'Homegoing' services draw on African traditions
These services offer comfort with music and doves.
KNIGHT RIDDER NEWSPAPERS
COLUMBIA, S.C. -- The Rev. John Lakin Jr. paused to gaze down from the pulpit at the dark-clad mourners who packed the church.
Lakin's oration crested like waves washing over the congregation. The sting of sorrow and loss was soothed with blessed reassurance that the tide would turn.
"Bring all your pain," Lakin exhorted, breaking off each word like an offering. "The healer is here."
Heads nodded, bodies swayed and voices responded. "Yes," some said. "Well" or "amen," said others.
Lay Toya Shiver went to the grave in the embrace of her family, her faith and her heritage in a passionate and comforting ritual familiar to blacks.
"The cathartic effect of black funerals helps make African-Americans the resilient and hopeful people we are," said Karla F.C. Holloway of Duke University, who wrote about funeral customs in "Passed On: African-American Mourning Stories."
Grief, pain and a sense of loss are universal emotions when a loved one dies, but death is a defining element of life for blacks.
Slavery tradition
Lay Toya Shiver was 25 and single when she died after an illness. Age and experiences separated her in life from Lorena Long, an 83-year-old widow, mother and grandmother, and Isaac Mack Sr., a 66-year-old husband, father and grandfather.
But their deaths, within weeks of each other, underscored a shared heritage as each was laid to rest.
Slaves often were forbidden from having burial services for other slaves, so they would secretly meet in the dead of night, in the middle of a field or woods, for services.

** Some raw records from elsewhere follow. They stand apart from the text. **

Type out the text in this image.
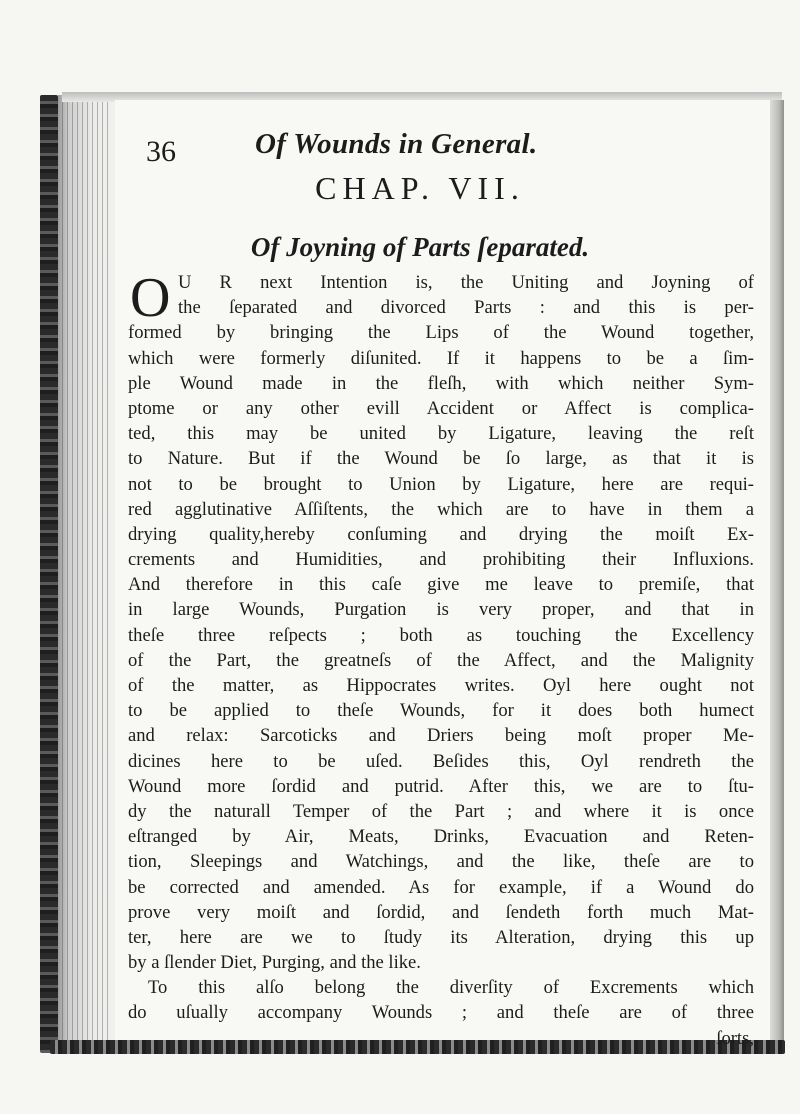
36	Of Wounds in General.
CHAP. VII.
Of Joyning of Parts ſeparated.
O U R next Intention is, the Uniting and Joyning of
the ſeparated and divorced Parts : and this is per-
formed by bringing the Lips of the Wound together,
which were formerly diſunited. If it happens to be a ſim-
ple Wound made in the fleſh, with which neither Sym-
ptome or any other evill Accident or Affect is complica-
ted, this may be united by Ligature, leaving the reſt
to Nature. But if the Wound be ſo large, as that it is
not to be brought to Union by Ligature, here are requi-
red agglutinative Aſſiſtents, the which are to have in them a
drying quality,hereby conſuming and drying the moiſt Ex-
crements and Humidities, and prohibiting their Influxions.
And therefore in this caſe give me leave to premiſe, that
in large Wounds, Purgation is very proper, and that in
theſe three reſpects ; both as touching the Excellency
of the Part, the greatneſs of the Affect, and the Malignity
of the matter, as Hippocrates writes. Oyl here ought not
to be applied to theſe Wounds, for it does both humect
and relax: Sarcoticks and Driers being moſt proper Me-
dicines here to be uſed. Beſides this, Oyl rendreth the
Wound more ſordid and putrid. After this, we are to ſtu-
dy the naturall Temper of the Part ; and where it is once
eſtranged by Air, Meats, Drinks, Evacuation and Reten-
tion, Sleepings and Watchings, and the like, theſe are to
be corrected and amended. As for example, if a Wound do
prove very moiſt and ſordid, and ſendeth forth much Mat-
ter, here are we to ſtudy its Alteration, drying this up
by a ſlender Diet, Purging, and the like.
To this alſo belong the diverſity of Excrements which
do uſually accompany Wounds ; and theſe are of three
ſorts,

The grave would be near water if possible, and the body was placed facing east, symbolically allowing the spirit to flow back to Africa. That ritual is no longer practiced, but the yearning it expressed for freedom and home remains.
Today's services, often lengthy and dramatic, serve as a release "for the weight of living black in the United States," Holloway writes.
When Lakin reached out to the congregation in Shiver's name, many raised their hands in shared affirmation.
The call-and-response tradition between minister and congregation evolved from tribal burials in Africa and fundamentalist Christianity.
Spiritual symbols
In funeral traditions, the power blacks long lacked in society would be brought to bear on what they could do for the dead.
"People used to feel living was an arduous task and once you die, you're free," said Michelle Hurley, whose parents own Manigault-Hurley Funeral Home in Columbia.
Open caskets are common before and after the service. The viewing is less formal before the service. A mourner took photographs of Shiver.
The casket, closed during the service, is reopened at the end. Attendants empty pews, row by row, and mourners file past the casket and the family, who stand in a receiving line.
Gwendolyn Wilson Shiver, Toya's mother, wore a white dress with gold trim. Female members of the family often wear white as a symbol of the spiritual. In some African cultures, the dead also were believed to dwell in a white, watery world.
Music reflections
The hard times from slavery to segregation that shape funeral services also are reflected in the music.
For Shiver's funeral, Herbert Branch offered simple, reedy solos of "One of These Days" and "Last Miles of the Way." Gospel and blues mixed in his warm voice.
Betty McFadden sang an a capella solo of "His Eye Is on the Sparrow" at the Columbia funeral of Lorena Long. Long's son, Dr. Willie Long, praised McFadden before offering his own rich baritone tribute to his mother with "He Looked Beyond My Fault."
"Traditions are so deeply connected with our culture," said I.S. Leevy Johnson, a Columbia attorney and owner of I.S. Leevy Funeral Home.
He recalled the funeral of a prominent Eastover woman: "She was a matriarch in the community. She made sweet potato pie that was so good it made you want to throw bricks at your mother.
"At the visitation, everybody was whispering about that recipe and her recipe for life. She was a good parent, a good spouse, and she loved God. Let us go feast off her recipe."
"Everything we did has some kind of tradition to pacify the living or the dead," Hurley said of the origin of some black rituals. "The minister will never say anything negative about even the worst person. You have to make the deceased happy so they won't come back to haunt you."
'Homegoing'
Printed programs for the Long, Mack and Shiver services begin with the words "Homegoing Service."
"Homegoing" refers to the transition the dead make in leaving one world for another, said State Museum curator Elaine Nichols, who wrote "Last Miles of the Way: African-American Homegoing Traditions, 1890-Present."
As services ended for Long, Shiver and Mack, most mourners walked the short distance from the church to the grave sites. The weather was rainy and cool for all three services. They would return to the church for a communal meal, often referred to as a repast, a tradition that prevails at many Southern churches, black and white.
A white dove was released at Shiver's grave. When young R & amp;B singer Aaliyah died in a 2001 plane crash, white doves were released at the grave. When Harlem star and Broadway sensation Florence Mills died in 1927, blackbirds were released.
They were fittingly dramatic touches and spiritual signifiers, passed from one generation to the next, keeping a cultural identity passionately alive.